Newly-Developed Broadband Anti-Reflective Nanostructure by Coating Low-index MgF2 Film onto a SiO2 Moth-eye Nano-pattern.

Newly developed nanopatterned broadband antireflective (AR) coating was fabricated on the front side of a glass/indium-tin-oxide (ITO)/perovskite solar cell (PSC) by depositing a single interference layer onto a two-dimensional (2D) patterned moth-eye-like nanostructure. The optimized developed AR nanostructure was simulated in a finite-difference-time-domain (FDTD) analysis. To realize the simulated developed AR nanostructure, we controlled the SiO2 moth-eye structure with various diameters and heights and a MgF2 single layer with varying thicknesses by sequentially performing nanosphere lithography, reactive ion etching (RIE), and electron-beam (e-beam) evaporation.
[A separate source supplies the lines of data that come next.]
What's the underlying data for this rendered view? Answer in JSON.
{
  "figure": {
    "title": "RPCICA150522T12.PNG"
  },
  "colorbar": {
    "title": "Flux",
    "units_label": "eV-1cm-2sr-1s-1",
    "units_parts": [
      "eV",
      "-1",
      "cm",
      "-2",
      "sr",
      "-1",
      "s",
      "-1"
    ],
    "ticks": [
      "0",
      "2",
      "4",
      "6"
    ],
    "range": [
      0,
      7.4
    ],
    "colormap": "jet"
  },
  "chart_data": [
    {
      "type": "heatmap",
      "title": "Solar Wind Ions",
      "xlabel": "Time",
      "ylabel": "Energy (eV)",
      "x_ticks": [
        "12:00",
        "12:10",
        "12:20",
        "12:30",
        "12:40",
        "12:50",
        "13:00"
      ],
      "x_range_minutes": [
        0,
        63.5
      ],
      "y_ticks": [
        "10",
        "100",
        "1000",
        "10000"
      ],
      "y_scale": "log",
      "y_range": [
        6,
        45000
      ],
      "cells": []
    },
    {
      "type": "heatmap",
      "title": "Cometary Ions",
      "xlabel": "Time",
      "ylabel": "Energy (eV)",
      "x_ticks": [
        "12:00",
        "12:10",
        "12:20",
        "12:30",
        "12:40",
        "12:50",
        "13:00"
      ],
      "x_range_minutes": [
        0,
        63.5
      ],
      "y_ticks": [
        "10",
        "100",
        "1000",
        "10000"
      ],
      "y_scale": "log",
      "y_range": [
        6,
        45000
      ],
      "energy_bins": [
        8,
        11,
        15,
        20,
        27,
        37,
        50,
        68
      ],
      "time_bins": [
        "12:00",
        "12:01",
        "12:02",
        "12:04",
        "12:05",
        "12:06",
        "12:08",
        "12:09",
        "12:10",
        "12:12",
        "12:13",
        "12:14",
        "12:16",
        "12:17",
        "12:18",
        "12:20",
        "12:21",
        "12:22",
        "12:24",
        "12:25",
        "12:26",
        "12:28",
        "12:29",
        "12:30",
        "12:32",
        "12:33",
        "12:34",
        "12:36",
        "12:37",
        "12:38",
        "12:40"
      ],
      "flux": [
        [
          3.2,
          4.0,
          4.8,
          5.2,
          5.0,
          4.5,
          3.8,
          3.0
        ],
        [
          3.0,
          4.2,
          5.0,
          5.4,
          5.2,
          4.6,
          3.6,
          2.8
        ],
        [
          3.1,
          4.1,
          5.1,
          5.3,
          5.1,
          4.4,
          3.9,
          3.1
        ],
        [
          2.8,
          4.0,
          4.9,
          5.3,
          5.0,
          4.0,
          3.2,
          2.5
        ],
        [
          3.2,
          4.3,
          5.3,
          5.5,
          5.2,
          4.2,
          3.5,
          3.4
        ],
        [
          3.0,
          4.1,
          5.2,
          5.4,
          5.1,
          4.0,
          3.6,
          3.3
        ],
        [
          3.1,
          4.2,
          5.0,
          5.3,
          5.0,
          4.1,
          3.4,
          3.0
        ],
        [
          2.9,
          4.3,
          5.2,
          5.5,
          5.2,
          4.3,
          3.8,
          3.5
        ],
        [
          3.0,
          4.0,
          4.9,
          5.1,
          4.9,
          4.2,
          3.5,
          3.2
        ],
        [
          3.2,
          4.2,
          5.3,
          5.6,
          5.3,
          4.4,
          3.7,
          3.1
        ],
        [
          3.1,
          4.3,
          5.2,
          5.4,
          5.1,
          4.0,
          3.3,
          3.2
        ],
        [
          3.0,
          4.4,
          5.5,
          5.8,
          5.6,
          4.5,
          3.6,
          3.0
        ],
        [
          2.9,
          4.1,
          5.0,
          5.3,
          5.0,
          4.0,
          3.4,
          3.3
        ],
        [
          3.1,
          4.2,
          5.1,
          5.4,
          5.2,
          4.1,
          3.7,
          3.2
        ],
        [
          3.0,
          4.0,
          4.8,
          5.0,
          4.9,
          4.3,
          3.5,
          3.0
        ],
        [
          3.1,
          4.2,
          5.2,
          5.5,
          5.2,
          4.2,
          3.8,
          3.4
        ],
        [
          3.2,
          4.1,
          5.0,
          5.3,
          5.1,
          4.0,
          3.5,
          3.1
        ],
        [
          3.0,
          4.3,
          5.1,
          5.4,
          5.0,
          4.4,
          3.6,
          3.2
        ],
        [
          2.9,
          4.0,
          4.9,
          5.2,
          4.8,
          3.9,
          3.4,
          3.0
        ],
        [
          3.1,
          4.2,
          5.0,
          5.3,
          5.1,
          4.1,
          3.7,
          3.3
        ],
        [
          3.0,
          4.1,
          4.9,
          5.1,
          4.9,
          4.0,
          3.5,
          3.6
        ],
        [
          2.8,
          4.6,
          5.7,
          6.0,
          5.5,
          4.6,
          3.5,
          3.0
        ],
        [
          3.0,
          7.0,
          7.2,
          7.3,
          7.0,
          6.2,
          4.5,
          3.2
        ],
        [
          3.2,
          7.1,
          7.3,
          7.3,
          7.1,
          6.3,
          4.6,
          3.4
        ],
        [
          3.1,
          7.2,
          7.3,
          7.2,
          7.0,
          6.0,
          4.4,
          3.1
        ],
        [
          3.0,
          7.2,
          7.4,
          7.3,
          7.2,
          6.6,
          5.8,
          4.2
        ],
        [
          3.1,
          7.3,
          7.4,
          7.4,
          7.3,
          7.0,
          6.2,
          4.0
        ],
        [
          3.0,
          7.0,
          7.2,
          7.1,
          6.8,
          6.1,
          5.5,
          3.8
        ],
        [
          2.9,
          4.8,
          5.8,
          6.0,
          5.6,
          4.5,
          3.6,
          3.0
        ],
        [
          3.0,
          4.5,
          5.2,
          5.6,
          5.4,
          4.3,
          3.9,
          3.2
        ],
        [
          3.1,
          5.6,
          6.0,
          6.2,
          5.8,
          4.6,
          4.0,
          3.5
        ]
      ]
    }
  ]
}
Optimization of the developed AR nanostructure, which has a 100-nm-thick MgF2 film coated onto the SiO2 moth-eye-like nanostructure (diameter 165 nm and height 400 nm), minimizes the reflection loss throughout the visible range. As a result, the short-circuit current density (JSC) of the newly AR-coated PSC increases by 11.80% while the open-circuit voltage (VOC) remains nearly constant. Therefore, the power conversion efficiency (PCE) of the newly developed AR-decorated PSC increases by 12.50%, from 18.21% for a control sample to 20.48% for the optimum AR-coated sample. These results indicate that newly developed MgF2/SiO2 AR nanostructure can provide an advanced platform technology that reduces the Fresnel loss and therefore increases the possibility of the commercialization of glass-based PSCs.